Adam Minter, Columnist

Why Are China's Property Giants Buying Pig Farms?

With the real-estate market in a deep freeze, pork is newly appealing — for more reasons than one.

Recession-proof?

Photographer: Vivek Prakash/AFP

Lock
This article is for subscribers only.

This month, China Vanke Co., the third-largest Chinese home builder, announced that it plans to hire an experienced pig-farm manager. This wasn’t some new corporate motivational gimmick. Vanke really aims to start raising pigs — 250,000 a year, in fact.

It may seem like a strange way to diversify for a company previously renowned for its work with prefabricated concrete. But as China’s real-estate market goes into a deep freeze, strong demand for its favorite protein is proving irresistible to companies better known for clearing land than cultivating it. As is so often the case in Chinese real estate, however, things aren’t entirely what they seem.

Even before the coronavirus, China's property developers were struggling amid a slowing economy and heavy debt burdens. The pandemic made everything worse: In the first two months of 2020, net homes sales plunged by 35% and 105 small and mid-sized real-estate firms went bust. In March, Vanke's chairman flatly stated that "survival is a real issue now" as the company warned that it would be late delivering 39,000 homes due to construction delays. Within weeks, the company was looking for qualified pig farmers.

Ignore, for the moment, that Vanke is a property developer, and this has a certain logic to it. In a given year, China consumes about half of the world's pork. Pigs are such an important staple that the government maintains a strategic pork reserve.
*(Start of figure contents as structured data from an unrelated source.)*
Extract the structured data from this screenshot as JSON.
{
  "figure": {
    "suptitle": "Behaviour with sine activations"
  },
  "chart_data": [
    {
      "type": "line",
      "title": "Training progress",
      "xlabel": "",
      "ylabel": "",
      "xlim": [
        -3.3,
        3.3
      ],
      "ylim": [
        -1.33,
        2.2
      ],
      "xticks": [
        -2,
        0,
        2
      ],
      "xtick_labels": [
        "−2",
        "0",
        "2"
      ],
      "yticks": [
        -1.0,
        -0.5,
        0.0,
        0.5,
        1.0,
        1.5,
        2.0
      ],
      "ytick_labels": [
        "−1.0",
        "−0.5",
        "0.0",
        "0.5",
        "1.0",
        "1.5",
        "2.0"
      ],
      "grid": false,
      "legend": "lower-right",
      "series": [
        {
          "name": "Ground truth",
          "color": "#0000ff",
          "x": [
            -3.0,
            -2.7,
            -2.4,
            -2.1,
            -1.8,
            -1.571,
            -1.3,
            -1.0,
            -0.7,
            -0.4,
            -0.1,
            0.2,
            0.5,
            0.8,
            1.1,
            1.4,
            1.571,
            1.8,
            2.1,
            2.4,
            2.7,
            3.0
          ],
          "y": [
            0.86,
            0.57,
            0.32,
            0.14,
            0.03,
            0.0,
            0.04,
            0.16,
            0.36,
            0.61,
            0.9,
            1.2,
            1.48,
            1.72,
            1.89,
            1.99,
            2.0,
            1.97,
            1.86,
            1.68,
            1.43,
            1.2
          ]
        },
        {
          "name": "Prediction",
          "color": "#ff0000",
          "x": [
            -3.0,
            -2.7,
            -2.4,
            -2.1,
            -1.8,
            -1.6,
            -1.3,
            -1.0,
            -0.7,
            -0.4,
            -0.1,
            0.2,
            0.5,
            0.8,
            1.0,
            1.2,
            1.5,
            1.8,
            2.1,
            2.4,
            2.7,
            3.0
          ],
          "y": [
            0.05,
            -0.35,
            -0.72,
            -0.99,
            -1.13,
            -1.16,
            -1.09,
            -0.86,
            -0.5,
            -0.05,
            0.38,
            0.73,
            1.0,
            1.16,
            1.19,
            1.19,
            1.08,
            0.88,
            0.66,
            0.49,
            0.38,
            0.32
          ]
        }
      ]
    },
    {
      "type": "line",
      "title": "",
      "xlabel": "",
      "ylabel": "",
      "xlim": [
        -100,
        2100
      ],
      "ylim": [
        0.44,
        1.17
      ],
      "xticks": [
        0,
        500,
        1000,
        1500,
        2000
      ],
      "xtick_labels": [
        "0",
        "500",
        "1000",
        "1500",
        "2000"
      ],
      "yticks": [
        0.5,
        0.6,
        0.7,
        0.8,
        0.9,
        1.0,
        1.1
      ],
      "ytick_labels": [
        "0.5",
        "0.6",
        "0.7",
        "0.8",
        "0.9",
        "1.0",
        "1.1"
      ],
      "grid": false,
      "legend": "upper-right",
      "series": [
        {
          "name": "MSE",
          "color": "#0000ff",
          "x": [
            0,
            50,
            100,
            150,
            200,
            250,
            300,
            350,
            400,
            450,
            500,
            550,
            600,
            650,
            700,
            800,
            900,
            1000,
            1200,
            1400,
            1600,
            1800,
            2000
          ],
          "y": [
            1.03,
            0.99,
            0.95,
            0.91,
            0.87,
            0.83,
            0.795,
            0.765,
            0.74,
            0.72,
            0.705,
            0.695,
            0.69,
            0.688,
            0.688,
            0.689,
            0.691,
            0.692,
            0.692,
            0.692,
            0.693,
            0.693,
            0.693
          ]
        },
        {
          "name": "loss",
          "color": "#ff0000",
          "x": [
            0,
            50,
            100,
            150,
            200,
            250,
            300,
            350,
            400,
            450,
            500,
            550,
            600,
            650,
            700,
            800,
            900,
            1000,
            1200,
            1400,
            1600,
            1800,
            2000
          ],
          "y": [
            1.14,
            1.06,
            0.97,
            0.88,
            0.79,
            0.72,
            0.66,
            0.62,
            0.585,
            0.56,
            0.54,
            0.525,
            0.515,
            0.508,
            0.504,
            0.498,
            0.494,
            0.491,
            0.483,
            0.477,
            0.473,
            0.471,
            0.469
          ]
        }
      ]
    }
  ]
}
And thanks to an outbreak of African Swine Fever in 2018, which killed as much as 60% of the country's sow herd, prices have been soaring.

What was bad for consumers has been a boon for China's biggest pork producers. Between August 2018 and March 2020, shares in Muyuan Foodstuff Co., China's second biggest hog producer, surged 345%. Today, the market value of the country’s biggest pig producers approaches that of its top real-estate developers.

China, moreover, has a storied tradition of companies investing handsomely (and sometimes ruinously) in industries totally unrelated to their core businesses. More often than not, those investments are driven by government policy. For example, in 2018 China Evergrande Group, another major real-state developer, established a (money-draining) electric-car unit under the auspices of its health-care subsidiary, hoping to capitalize on handsome state subsidies.

Pork, though a less stylish industry than electric cars, has also drawn the government’s interest. In this case, officials have sought to phase out the small-scale farms that dominate the domestic industry and bear an outsized responsibility for pork-related scandals, such as the "dead pig tide" that notoriously floated down Shanghai's Huangpu River in 2013. In their place, the government envisions large, corporately managed pig farms that produce safe and easily regulated products. For Vanke, a relatively minor investment in this official priority would presumably help grease the wheels when seeking state approval for future real-estate projects.

Corporate China has long been wise to this dynamic. In 2009, video-gaming giant NetEase Inc., best known for bringing games like “World of Warcraft” to China, entered the pork business. Today it operates three high-tech farms (with a fourth in the works), and its chief executive officer is an evangelist for the healthy and bucolic lifestyle of his herds (allegedly, they roam tea gardens). More recently, tech heavyweights Alibaba Group Holding Ltd. and JD.com Inc. have been thinking of ways to bring artificial intelligence to the pig-farming business.

Unlike NetEase, Vanke has been entirely forthright that its pig-farming venture is more about money than public service. In this, it's not alone. Two of Vanke's biggest competitors in real estate, Country Garden Holdings Co. and China Evergrande (of the flailing electric-car startup), also recently entered the pork business, along with at least one scandal-plagued travel agency desperate to cover its payroll.

It's too early to judge whether these interlopers can improve on China's millions of small-scale pig farmers. More likely, they’ll compete against each other until the real-estate market recovers, then return to selling housing rather than hogs. That's not a bad outcome. China desperately needs to invest in improving its food supply. If its once-booming real-estate developers are willing to provide that capital, it could be to the benefit of everyone. Except, of course, the poor pigs heading to slaughter.